After that everything happened too rapidly for me to digest. The man was yanking her inside the house and slamming the door just as white vans were speeding down the street toward us. My friends pointed to the house and the CSOs clustered in front of the door.
“He won’t let them in,” a girl gasped to me in horror just as the tall woman in front raised her foot, encased in a heavy gray boot, and kicked the door in. The officers swarmed into the house, Tasers in hand.
While we waited, breathless, for evidence that the woman was okay, that the Security Officers had caught the Oath Breaker, I felt someone standing behind me. Whether I could see the edge of her pale gray boots or not, I knew it was an Officer. She stood directly behind me, protecting me, protecting all of us.
I had done my best, I had played my part, and I could relax now. The woman behind me radiated power and calm; she would take care of everything. I was safe.
The memory flashes through my mind as I force my eyes to trace the bright, sharp edges of the knives on the table in front of me despite feeling someone standing directly behind me. They stand close, closer than a stranger should stand.
And there they stay. Regulating my breathing, I glance down. I see black boots and jeans. From the corners of my eyes, side to side, there’s nothing. When I raise my eyes tothe vendor he has busied himself organizing sheaths and is avoiding looking at me. Me and whoever is behind me.
I’m frozen in time again, unwilling to break the silence, not ready to turn around and start an interaction.
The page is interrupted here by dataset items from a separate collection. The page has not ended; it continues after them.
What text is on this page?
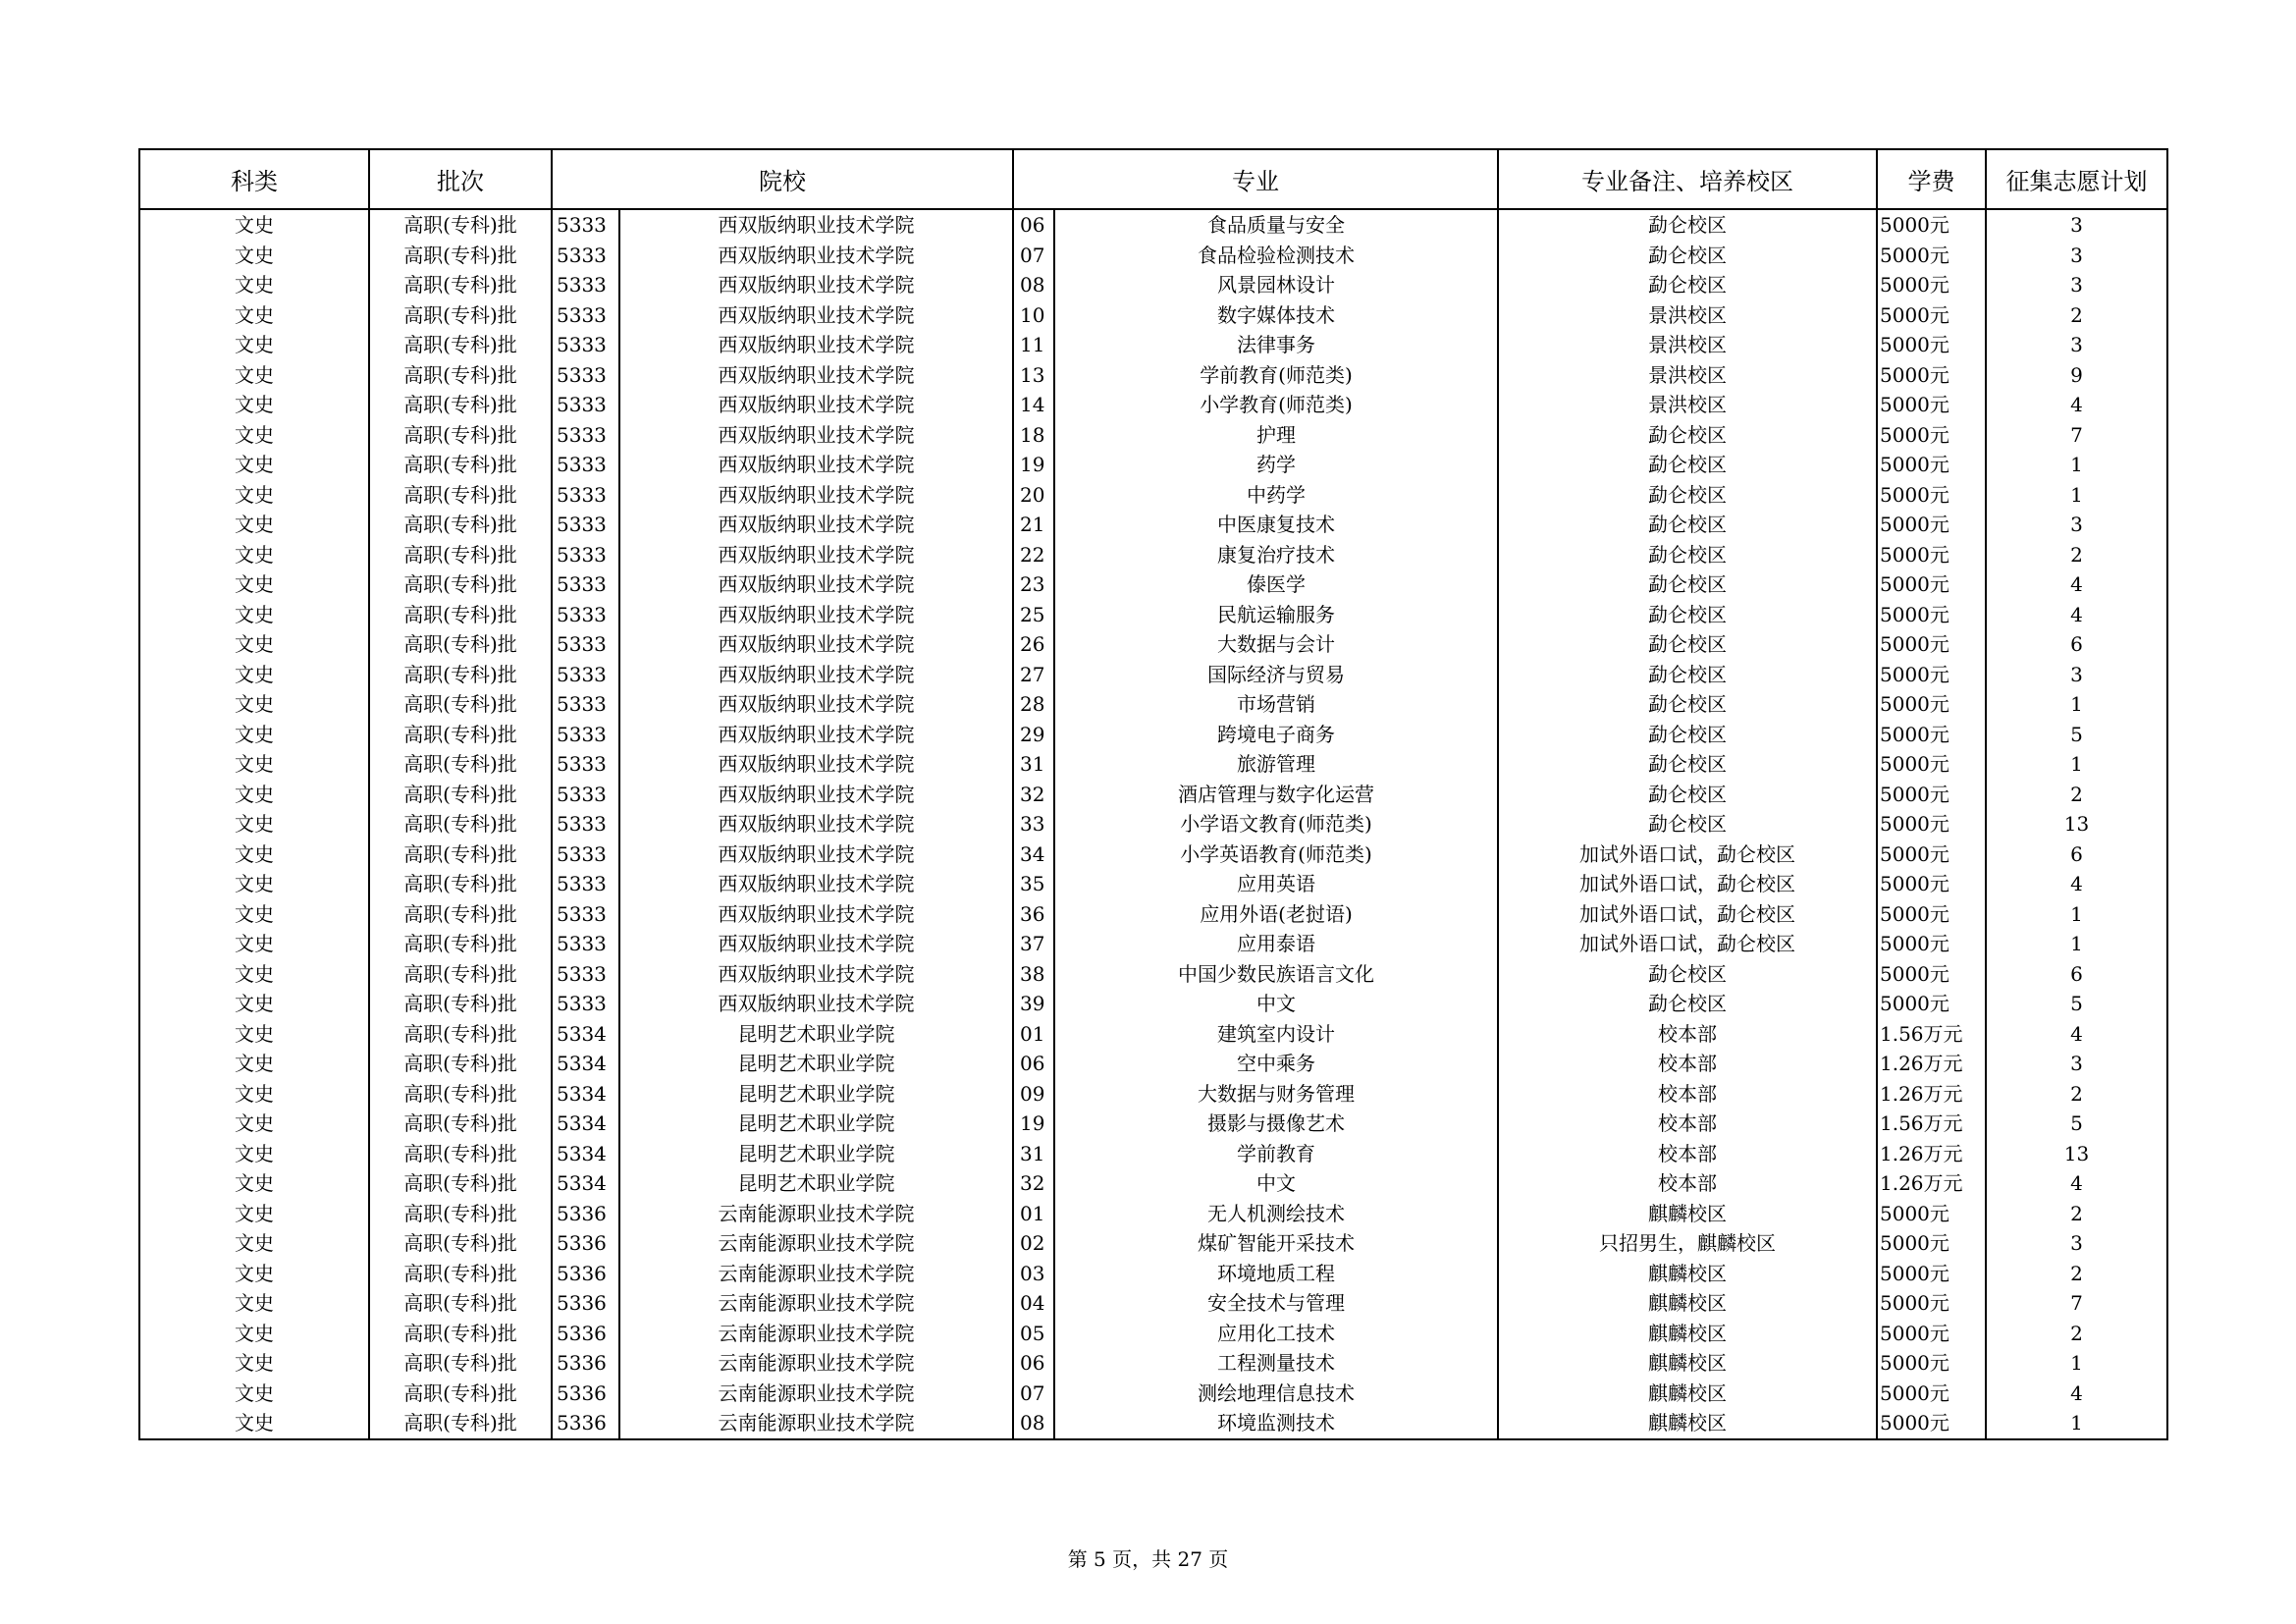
科类	批次	院校		专业		专业备注、培养校区	学费	征集志愿计划
文史	高职(专科)批	5333	西双版纳职业技术学院	06	食品质量与安全	勐仑校区	5000元	3
文史	高职(专科)批	5333	西双版纳职业技术学院	07	食品检验检测技术	勐仑校区	5000元	3
文史	高职(专科)批	5333	西双版纳职业技术学院	08	风景园林设计	勐仑校区	5000元	3
文史	高职(专科)批	5333	西双版纳职业技术学院	10	数字媒体技术	景洪校区	5000元	2
文史	高职(专科)批	5333	西双版纳职业技术学院	11	法律事务	景洪校区	5000元	3
文史	高职(专科)批	5333	西双版纳职业技术学院	13	学前教育(师范类)	景洪校区	5000元	9
文史	高职(专科)批	5333	西双版纳职业技术学院	14	小学教育(师范类)	景洪校区	5000元	4
文史	高职(专科)批	5333	西双版纳职业技术学院	18	护理	勐仑校区	5000元	7
文史	高职(专科)批	5333	西双版纳职业技术学院	19	药学	勐仑校区	5000元	1
文史	高职(专科)批	5333	西双版纳职业技术学院	20	中药学	勐仑校区	5000元	1
文史	高职(专科)批	5333	西双版纳职业技术学院	21	中医康复技术	勐仑校区	5000元	3
文史	高职(专科)批	5333	西双版纳职业技术学院	22	康复治疗技术	勐仑校区	5000元	2
文史	高职(专科)批	5333	西双版纳职业技术学院	23	傣医学	勐仑校区	5000元	4
文史	高职(专科)批	5333	西双版纳职业技术学院	25	民航运输服务	勐仑校区	5000元	4
文史	高职(专科)批	5333	西双版纳职业技术学院	26	大数据与会计	勐仑校区	5000元	6
文史	高职(专科)批	5333	西双版纳职业技术学院	27	国际经济与贸易	勐仑校区	5000元	3
文史	高职(专科)批	5333	西双版纳职业技术学院	28	市场营销	勐仑校区	5000元	1
文史	高职(专科)批	5333	西双版纳职业技术学院	29	跨境电子商务	勐仑校区	5000元	5
文史	高职(专科)批	5333	西双版纳职业技术学院	31	旅游管理	勐仑校区	5000元	1
文史	高职(专科)批	5333	西双版纳职业技术学院	32	酒店管理与数字化运营	勐仑校区	5000元	2
文史	高职(专科)批	5333	西双版纳职业技术学院	33	小学语文教育(师范类)	勐仑校区	5000元	13
文史	高职(专科)批	5333	西双版纳职业技术学院	34	小学英语教育(师范类)	加试外语口试，勐仑校区	5000元	6
文史	高职(专科)批	5333	西双版纳职业技术学院	35	应用英语	加试外语口试，勐仑校区	5000元	4
文史	高职(专科)批	5333	西双版纳职业技术学院	36	应用外语(老挝语)	加试外语口试，勐仑校区	5000元	1
文史	高职(专科)批	5333	西双版纳职业技术学院	37	应用泰语	加试外语口试，勐仑校区	5000元	1
文史	高职(专科)批	5333	西双版纳职业技术学院	38	中国少数民族语言文化	勐仑校区	5000元	6
文史	高职(专科)批	5333	西双版纳职业技术学院	39	中文	勐仑校区	5000元	5
文史	高职(专科)批	5334	昆明艺术职业学院	01	建筑室内设计	校本部	1.56万元	4
文史	高职(专科)批	5334	昆明艺术职业学院	06	空中乘务	校本部	1.26万元	3
文史	高职(专科)批	5334	昆明艺术职业学院	09	大数据与财务管理	校本部	1.26万元	2
文史	高职(专科)批	5334	昆明艺术职业学院	19	摄影与摄像艺术	校本部	1.56万元	5
文史	高职(专科)批	5334	昆明艺术职业学院	31	学前教育	校本部	1.26万元	13
文史	高职(专科)批	5334	昆明艺术职业学院	32	中文	校本部	1.26万元	4
文史	高职(专科)批	5336	云南能源职业技术学院	01	无人机测绘技术	麒麟校区	5000元	2
文史	高职(专科)批	5336	云南能源职业技术学院	02	煤矿智能开采技术	只招男生，麒麟校区	5000元	3
文史	高职(专科)批	5336	云南能源职业技术学院	03	环境地质工程	麒麟校区	5000元	2
文史	高职(专科)批	5336	云南能源职业技术学院	04	安全技术与管理	麒麟校区	5000元	7
文史	高职(专科)批	5336	云南能源职业技术学院	05	应用化工技术	麒麟校区	5000元	2
文史	高职(专科)批	5336	云南能源职业技术学院	06	工程测量技术	麒麟校区	5000元	1
文史	高职(专科)批	5336	云南能源职业技术学院	07	测绘地理信息技术	麒麟校区	5000元	4
文史	高职(专科)批	5336	云南能源职业技术学院	08	环境监测技术	麒麟校区	5000元	1
第 5 页，共 27 页
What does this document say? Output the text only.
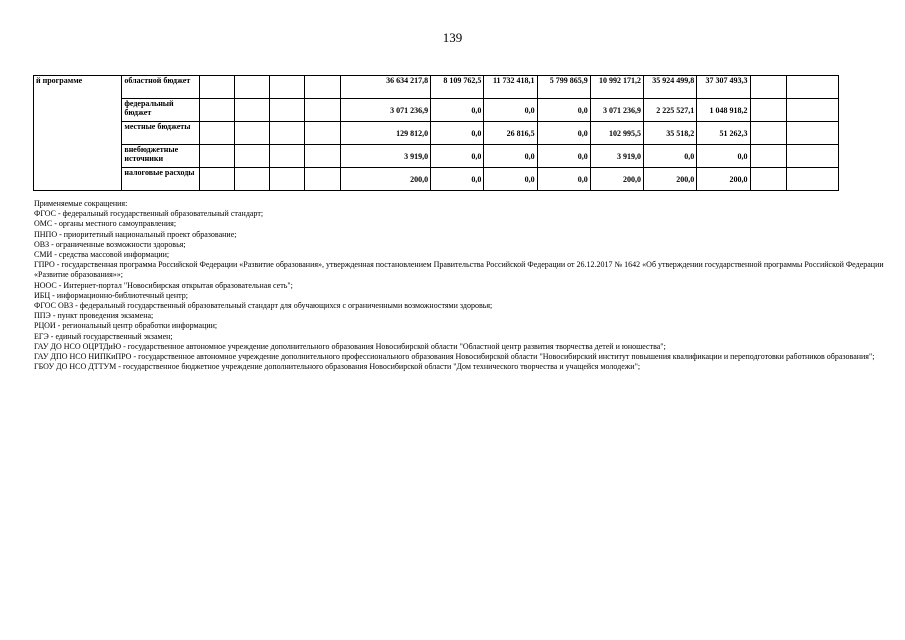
139
й программе	областной бюджет					36 634 217,8	8 109 762,5	11 732 418,1	5 799 865,9	10 992 171,2	35 924 499,8	37 307 493,3		
	федеральный бюджет					3 071 236,9	0,0	0,0	0,0	3 071 236,9	2 225 527,1	1 048 918,2		
	местные бюджеты					129 812,0	0,0	26 816,5	0,0	102 995,5	35 518,2	51 262,3		
	внебюджетные источники					3 919,0	0,0	0,0	0,0	3 919,0	0,0	0,0		
	налоговые расходы					200,0	0,0	0,0	0,0	200,0	200,0	200,0		

Применяемые сокращения:

ФГОС - федеральный государственный образовательный стандарт;

ОМС - органы местного самоуправления;

ПНПО - приоритетный национальный проект образование;

ОВЗ - ограниченные возможности здоровья;

СМИ - средства массовой информации;

ГПРО - государственная программа Российской Федерации «Развитие образования», утвержденная постановлением Правительства Российской Федерации от 26.12.2017 № 1642 «Об утверждении государственной программы Российской Федерации «Развитие образования»»;

НООС - Интернет-портал "Новосибирская открытая образовательная сеть";

ИБЦ - информационно-библиотечный центр;

ФГОС ОВЗ - федеральный государственный образовательный стандарт для обучающихся с ограниченными возможностями здоровья;

ППЭ - пункт проведения экзамена;

РЦОИ - региональный центр обработки информации;

ЕГЭ - единый государственный экзамен;

ГАУ ДО НСО ОЦРТДиЮ - государственное автономное учреждение дополнительного образования Новосибирской области "Областной центр развития творчества детей и юношества";

ГАУ ДПО НСО НИПКиПРО - государственное автономное учреждение дополнительного профессионального образования Новосибирской области "Новосибирский институт повышения квалификации и переподготовки работников образования";

ГБОУ ДО НСО ДТТУМ - государственное бюджетное учреждение дополнительного образования Новосибирской области "Дом технического творчества и учащейся молодежи";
It’s him—the scent of pine and soap and the hint of chlorine is exactly the same.
From above my left ear, a low murmur. “What are you up to, Pepper?”
I wait three beats before turning and guardedly glance up. Vale, the confusing grown-up version of the boy I remember, is here, standing less than a foot from me. He’s wearing what is apparently Alaska standard, jeans and a leather jacket, with a baseball hat pulled low. His eyes are swathed in shadow.
Instead of answering him, I drink in what I can without running my gaze up and down his body. The broad shoulders, the wide brown curve of his neck, the clean-shaven jaw and full lips.
I freeze. My brain is trying to remind me that this man is part of a dangerous militia, that he stole Zeph away and the Society has put me in charge of spying on him and the Forge. The memory of his father still curls around my subconscious, cold and deadly.
But his broad body, standing so close to me, shielding me from the rest of the market, is giving me the same safe, grounded feeling that the Security Officer did in my friend’s yard all those years ago. I’m relaxing, I’m softening, and suddenly it’s easier to talk to him.
“Sorry, have we met?” I try out, repressing a smile. He blows an exasperated breath.
“Come on. What are you doinghere?” he demands, glancing back to the knife dealer. One hand comes to my back lightly and I close my eyes, feeling the brush of his fingers like a siren going off.
“I need to talk to you, Amity,” he whispers in my ear.
I shoot him an alarmed glance and turn back to the knives.
“How much for this one?” I ask the vendor sweetly. He seems frozen and doesn’t answer me right away, flicking a worried glance at Vale. The pressure of Vale’s hand on my back increases as he turns me firmly toward an alley and ushers me away from the weapons vendor and a few yards from the crowded crush of the market.